David Cameron: Rebekah, the Horse & the Prime Minister...masking the truth

Let's face it, the last lot in the Labour government behaved more like the communist elite in days of old. This current Coalition government isn't much better and the Prime Minister, David Cameron, takes the biscuit with his earnest efforts to hide his upper-class lifestyle from the common people.

David Cameron is a toff. Everybody knows that. It doesn't make him a bad person. However, what's making him a shifty dishonest one is his desire to pretend to be other than he is. His pretence at being just Dave, as if he spent his weekends in Downing Street putting up B&Q shelves, has never really found acceptance.

However, for quite a long time he hid the level of his deeply-entrenched friendships with the media class very well, but his I-may-have-ridden-that-horse-or-maybe-not-oh okay-now-that-I-have-been-found-out-I-remember-I-did utterances have shown a Prime Minister with a fixation on masking the truth when it suits him. There's a touch of the Tony Blair "I'm a pretty straight sort of guy" whiff beginning to linger around the current occupant of No.10.

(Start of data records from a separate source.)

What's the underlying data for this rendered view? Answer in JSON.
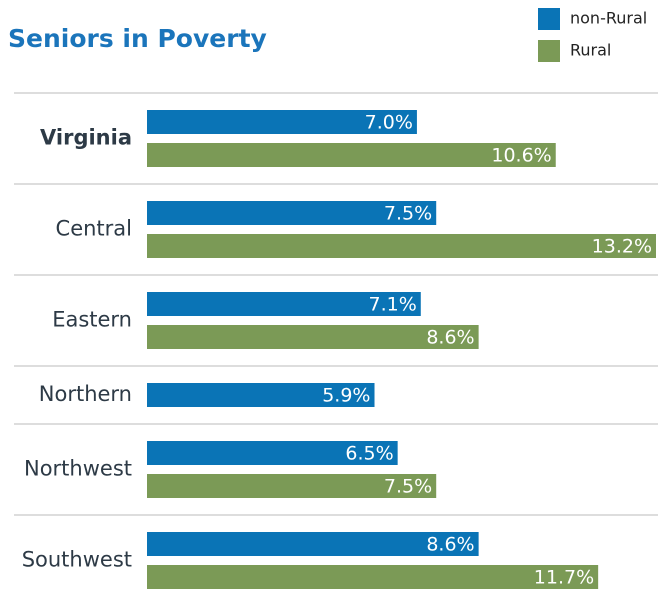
{
  "chart_data": {
    "type": "bar",
    "orientation": "horizontal",
    "title": "Seniors in Poverty",
    "categories": [
      "Virginia",
      "Central",
      "Eastern",
      "Northern",
      "Northwest",
      "Southwest"
    ],
    "series": [
      {
        "name": "non-Rural",
        "color": "#0a74b6",
        "values": [
          7.0,
          7.5,
          7.1,
          5.9,
          6.5,
          8.6
        ],
        "value_labels": [
          "7.0%",
          "7.5%",
          "7.1%",
          "5.9%",
          "6.5%",
          "8.6%"
        ]
      },
      {
        "name": "Rural",
        "color": "#7b9a56",
        "values": [
          10.6,
          13.2,
          8.6,
          null,
          7.5,
          11.7
        ],
        "value_labels": [
          "10.6%",
          "13.2%",
          "8.6%",
          null,
          "7.5%",
          "11.7%"
        ]
      }
    ]
  }
}
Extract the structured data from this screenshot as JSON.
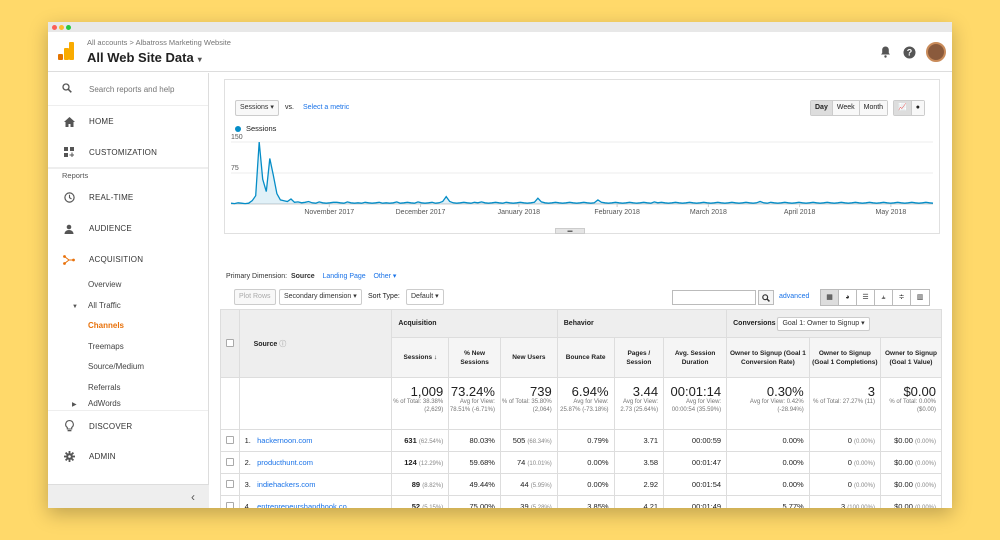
{
  "header": {
    "breadcrumb": "All accounts > Albatross Marketing Website",
    "view_title": "All Web Site Data",
    "view_caret": "▾"
  },
  "sidebar": {
    "search_placeholder": "Search reports and help",
    "home": "HOME",
    "customization": "CUSTOMIZATION",
    "reports_label": "Reports",
    "realtime": "REAL-TIME",
    "audience": "AUDIENCE",
    "acquisition": "ACQUISITION",
    "sub": {
      "overview": "Overview",
      "all_traffic": "All Traffic",
      "channels": "Channels",
      "treemaps": "Treemaps",
      "source_medium": "Source/Medium",
      "referrals": "Referrals",
      "adwords": "AdWords"
    },
    "discover": "DISCOVER",
    "admin": "ADMIN",
    "collapse": "‹"
  },
  "chart_controls": {
    "metric": "Sessions",
    "vs": "vs.",
    "select_metric": "Select a metric",
    "day": "Day",
    "week": "Week",
    "month": "Month",
    "expand": "▬"
  },
  "chart_data": {
    "type": "line",
    "series": [
      {
        "name": "Sessions",
        "values": [
          2,
          1,
          3,
          2,
          1,
          2,
          8,
          20,
          150,
          60,
          30,
          110,
          70,
          25,
          10,
          8,
          6,
          12,
          4,
          5,
          3,
          4,
          6,
          3,
          2,
          5,
          3,
          2,
          3,
          4,
          4,
          3,
          2,
          5,
          3,
          2,
          3,
          2,
          4,
          3,
          2,
          3,
          4,
          2,
          3,
          2,
          3,
          5,
          2,
          3,
          4,
          3,
          2,
          5,
          3,
          2,
          3,
          4,
          2,
          3,
          6,
          18,
          6,
          3,
          2,
          3,
          4,
          3,
          2,
          4,
          3,
          5,
          3,
          2,
          3,
          4,
          3,
          2,
          4,
          3,
          2,
          3,
          4,
          3,
          2,
          3,
          4,
          14,
          5,
          3,
          2,
          3,
          4,
          3,
          2,
          3,
          4,
          3,
          2,
          3,
          4,
          3,
          2,
          3,
          10,
          4,
          3,
          2,
          3,
          4,
          3,
          2,
          3,
          4,
          3,
          2,
          3,
          4,
          3,
          2,
          5,
          3,
          4,
          3,
          2,
          3,
          4,
          3,
          2,
          3,
          4,
          3,
          2,
          3,
          4,
          3,
          2,
          3,
          4,
          3,
          2,
          3,
          4,
          3,
          2,
          3,
          4,
          3,
          2,
          3,
          6,
          3,
          2,
          4,
          3,
          2,
          3,
          4,
          3,
          2,
          3,
          4,
          3,
          2,
          3,
          4,
          3,
          2,
          3,
          4,
          3,
          2,
          3,
          4,
          3,
          2,
          3,
          4,
          3,
          2,
          3,
          4,
          3,
          2,
          3,
          4,
          3,
          2,
          3,
          4,
          3,
          2,
          3,
          4,
          3,
          2,
          3,
          4,
          3,
          2
        ]
      }
    ],
    "x_ticks": [
      "November 2017",
      "December 2017",
      "January 2018",
      "February 2018",
      "March 2018",
      "April 2018",
      "May 2018"
    ],
    "y_ticks": [
      "150",
      "75"
    ],
    "ylim": [
      0,
      150
    ],
    "legend": "top-left"
  },
  "dimension": {
    "label": "Primary Dimension:",
    "source": "Source",
    "landing": "Landing Page",
    "other": "Other ▾"
  },
  "toolbar": {
    "plot_rows": "Plot Rows",
    "secondary": "Secondary dimension",
    "sort_type": "Sort Type:",
    "default": "Default",
    "advanced": "advanced"
  },
  "table": {
    "groups": {
      "acquisition": "Acquisition",
      "behavior": "Behavior",
      "conversions": "Conversions",
      "goal": "Goal 1: Owner to Signup"
    },
    "cols": {
      "source": "Source",
      "sessions": "Sessions",
      "new_sessions": "% New Sessions",
      "new_users": "New Users",
      "bounce": "Bounce Rate",
      "pages": "Pages / Session",
      "duration": "Avg. Session Duration",
      "g_rate": "Owner to Signup (Goal 1 Conversion Rate)",
      "g_comp": "Owner to Signup (Goal 1 Completions)",
      "g_value": "Owner to Signup (Goal 1 Value)"
    },
    "totals": {
      "sessions": "1,009",
      "sessions_sub": "% of Total: 38.38% (2,629)",
      "new_sessions": "73.24%",
      "new_sessions_sub": "Avg for View: 78.51% (-6.71%)",
      "new_users": "739",
      "new_users_sub": "% of Total: 35.80% (2,064)",
      "bounce": "6.94%",
      "bounce_sub": "Avg for View: 25.87% (-73.18%)",
      "pages": "3.44",
      "pages_sub": "Avg for View: 2.73 (25.64%)",
      "duration": "00:01:14",
      "duration_sub": "Avg for View: 00:00:54 (35.59%)",
      "g_rate": "0.30%",
      "g_rate_sub": "Avg for View: 0.42% (-28.94%)",
      "g_comp": "3",
      "g_comp_sub": "% of Total: 27.27% (11)",
      "g_value": "$0.00",
      "g_value_sub": "% of Total: 0.00% ($0.00)"
    },
    "rows": [
      {
        "n": "1.",
        "source": "hackernoon.com",
        "sessions": "631",
        "sessions_pct": "(62.54%)",
        "new_sessions": "80.03%",
        "new_users": "505",
        "new_users_pct": "(68.34%)",
        "bounce": "0.79%",
        "pages": "3.71",
        "duration": "00:00:59",
        "g_rate": "0.00%",
        "g_comp": "0",
        "g_comp_pct": "(0.00%)",
        "g_value": "$0.00",
        "g_value_pct": "(0.00%)"
      },
      {
        "n": "2.",
        "source": "producthunt.com",
        "sessions": "124",
        "sessions_pct": "(12.29%)",
        "new_sessions": "59.68%",
        "new_users": "74",
        "new_users_pct": "(10.01%)",
        "bounce": "0.00%",
        "pages": "3.58",
        "duration": "00:01:47",
        "g_rate": "0.00%",
        "g_comp": "0",
        "g_comp_pct": "(0.00%)",
        "g_value": "$0.00",
        "g_value_pct": "(0.00%)"
      },
      {
        "n": "3.",
        "source": "indiehackers.com",
        "sessions": "89",
        "sessions_pct": "(8.82%)",
        "new_sessions": "49.44%",
        "new_users": "44",
        "new_users_pct": "(5.95%)",
        "bounce": "0.00%",
        "pages": "2.92",
        "duration": "00:01:54",
        "g_rate": "0.00%",
        "g_comp": "0",
        "g_comp_pct": "(0.00%)",
        "g_value": "$0.00",
        "g_value_pct": "(0.00%)"
      },
      {
        "n": "4.",
        "source": "entrepreneurshandbook.co",
        "sessions": "52",
        "sessions_pct": "(5.15%)",
        "new_sessions": "75.00%",
        "new_users": "39",
        "new_users_pct": "(5.28%)",
        "bounce": "3.85%",
        "pages": "4.21",
        "duration": "00:01:49",
        "g_rate": "5.77%",
        "g_comp": "3",
        "g_comp_pct": "(100.00%)",
        "g_value": "$0.00",
        "g_value_pct": "(0.00%)"
      }
    ]
  },
  "colors": {
    "accent": "#e8710a",
    "link": "#1a73e8",
    "line": "#058dc7"
  }
}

For those not up to speed, the Prime Minister had more than a passing acquaintance with Rebekah Brooks, the former News of The World editor. Both have homes within a short distance of each other and were socially active members of the Chipping North set until the News International phone hacking scandal came to prominence, ending the discreet dinners and fireside chats.

It turns out Mrs Brooks was loaned a retired horse by the Metropolitan Police between 2008 and 2010. This was the very same force investigating the hacking scandal. It appears that loaning horses until a permanent home is found for them is a regular occurrence and one to be admired, but whether the same arrangement extends to the general population has yet to be established.

While the Prime Minister is now happy to confirm that he went riding with Mrs Brooks' husband and yes, did ride the police horse, he has denied that he and the former News International executive shared days out in the saddle.

It was never in the interest of News International, the police or the political classes for the phone hacking scandal to emerge into the public domain. It drew attention to the close relationship between politicians and the Rupert Murdoch empire in particular, but also the haves in the country who have direct access and influence over our political masters. There is nothing wrong with Mr Cameron being a member of the horsey set......so, the question is, why hide it?

There is an ingrained dishonesty and nervousness within the current government. While The Chancellor, George Osborne, bleats that in these times of financial hardship "we are all in it together", the truth is very different. Those at the very top of government are very rich, have little experience of the world outside politics and could never even imagine what it is like to live hand to mouth. They are scared when the proletariat get a glimpse their precious world of privilege. So, they make efforts to hide it.